Sista’ Soldier

Film Maker Yvette I. Jackson





Sista’ Soldier showcases African American women in the military. After watching this documentary, you will understand the importance of remembering all those who came before us and how imperative it is to continue the fight for our right to serve. The beginning of the documentary educates the audience by highlighting the struggles of black women in their quest for their right to serve. Black women have participated in defense of this nation in war and peacetime, their contributions; however, have gone largely unrecognized and unrewarded. While women in the United States Armed Forces share a history of discrimination based on gender, black women have faced both race and gender discrimination. Undeterred, black women persistently pursued their right to serve and in doing so; paved the way for all future black women to realize a career in the military. This documentary pays respect and honors all the brave women who never gave up.

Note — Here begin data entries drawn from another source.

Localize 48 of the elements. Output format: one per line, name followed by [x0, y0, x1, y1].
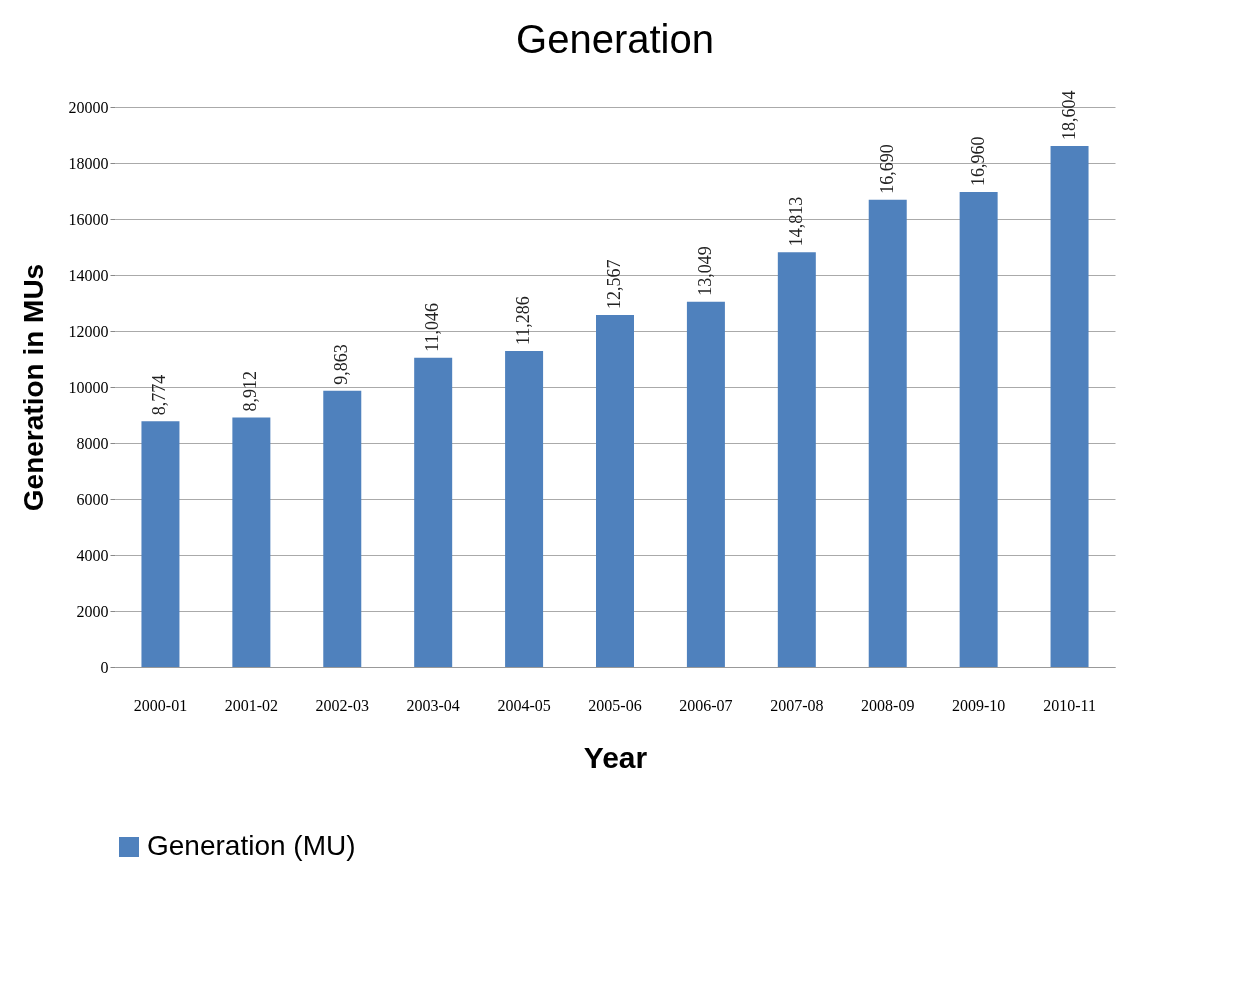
data-label: 18,604	[1058, 90, 1079, 141]
bar	[868, 199, 907, 667]
bar	[686, 301, 725, 667]
x-tick-label: 2000-01	[133, 696, 188, 714]
y-tick-label: 20000	[68, 98, 109, 116]
bar	[596, 315, 634, 667]
x-tick-label: 2002-03	[315, 696, 369, 714]
data-label: 11,286	[513, 296, 534, 345]
legend-label: Generation (MU)	[147, 830, 356, 861]
bar	[1050, 146, 1089, 667]
y-tick-label: 6000	[76, 490, 109, 508]
chart-title: Generation	[516, 16, 714, 61]
y-tick-label: 14000	[68, 266, 109, 284]
x-tick-label: 2006-07	[679, 696, 733, 714]
y-tick-label: 2000	[76, 602, 109, 620]
x-tick-label: 2003-04	[406, 696, 460, 714]
x-tick-label: 2001-02	[224, 696, 279, 714]
y-tick-label: 18000	[68, 154, 109, 172]
x-tick-label: 2004-05	[497, 696, 551, 714]
y-tick-label: 16000	[68, 210, 109, 228]
x-tick-label: 2008-09	[861, 696, 915, 714]
y-tick-label: 0	[100, 658, 109, 676]
data-label: 9,863	[331, 344, 352, 385]
y-axis-title: Generation in MUs	[17, 263, 49, 512]
bar	[414, 357, 453, 667]
data-label: 11,046	[422, 302, 443, 352]
data-label: 8,774	[149, 374, 170, 416]
x-tick-label: 2007-08	[770, 696, 824, 714]
y-tick-label: 12000	[68, 322, 109, 340]
x-tick-label: 2009-10	[951, 696, 1006, 714]
bar	[141, 421, 180, 667]
data-label: 12,567	[604, 259, 624, 310]
data-label: 14,813	[785, 196, 806, 247]
x-tick-label: 2005-06	[588, 696, 642, 714]
y-tick-label: 4000	[76, 546, 109, 564]
bar	[777, 252, 816, 667]
bar	[232, 417, 271, 667]
bar	[959, 192, 998, 667]
x-tick-label: 2010-11	[1043, 696, 1096, 714]
data-label: 8,912	[240, 370, 261, 412]
bar	[505, 350, 544, 667]
y-tick-label: 8000	[76, 434, 109, 452]
data-label: 16,960	[967, 136, 988, 187]
x-axis-title: Year	[583, 740, 648, 774]
y-tick-label: 10000	[68, 378, 109, 396]
data-label: 16,690	[876, 144, 897, 194]
bar	[323, 390, 362, 667]
data-label: 13,049	[694, 246, 715, 296]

The second half of the film highlights five modern day African American women who have served their nation for over 20 years. These women speak very candidly about the highs and lows of race and gender relations in the military and their overall perspective and outlook on military life. Although African American women have been contributive members in the military since obtaining official entry in 1948; when viewing media coverage, television shows or movies about the military, you rarely see African American women represented. Sista’ Soldier aims to correct these oversights by showcasing the careers of these women.

The end of the film focuses on “The Future”; African American women (just out of high school and/or in college) who have already chosen to pursue a career in the military and their reasoning for doing so.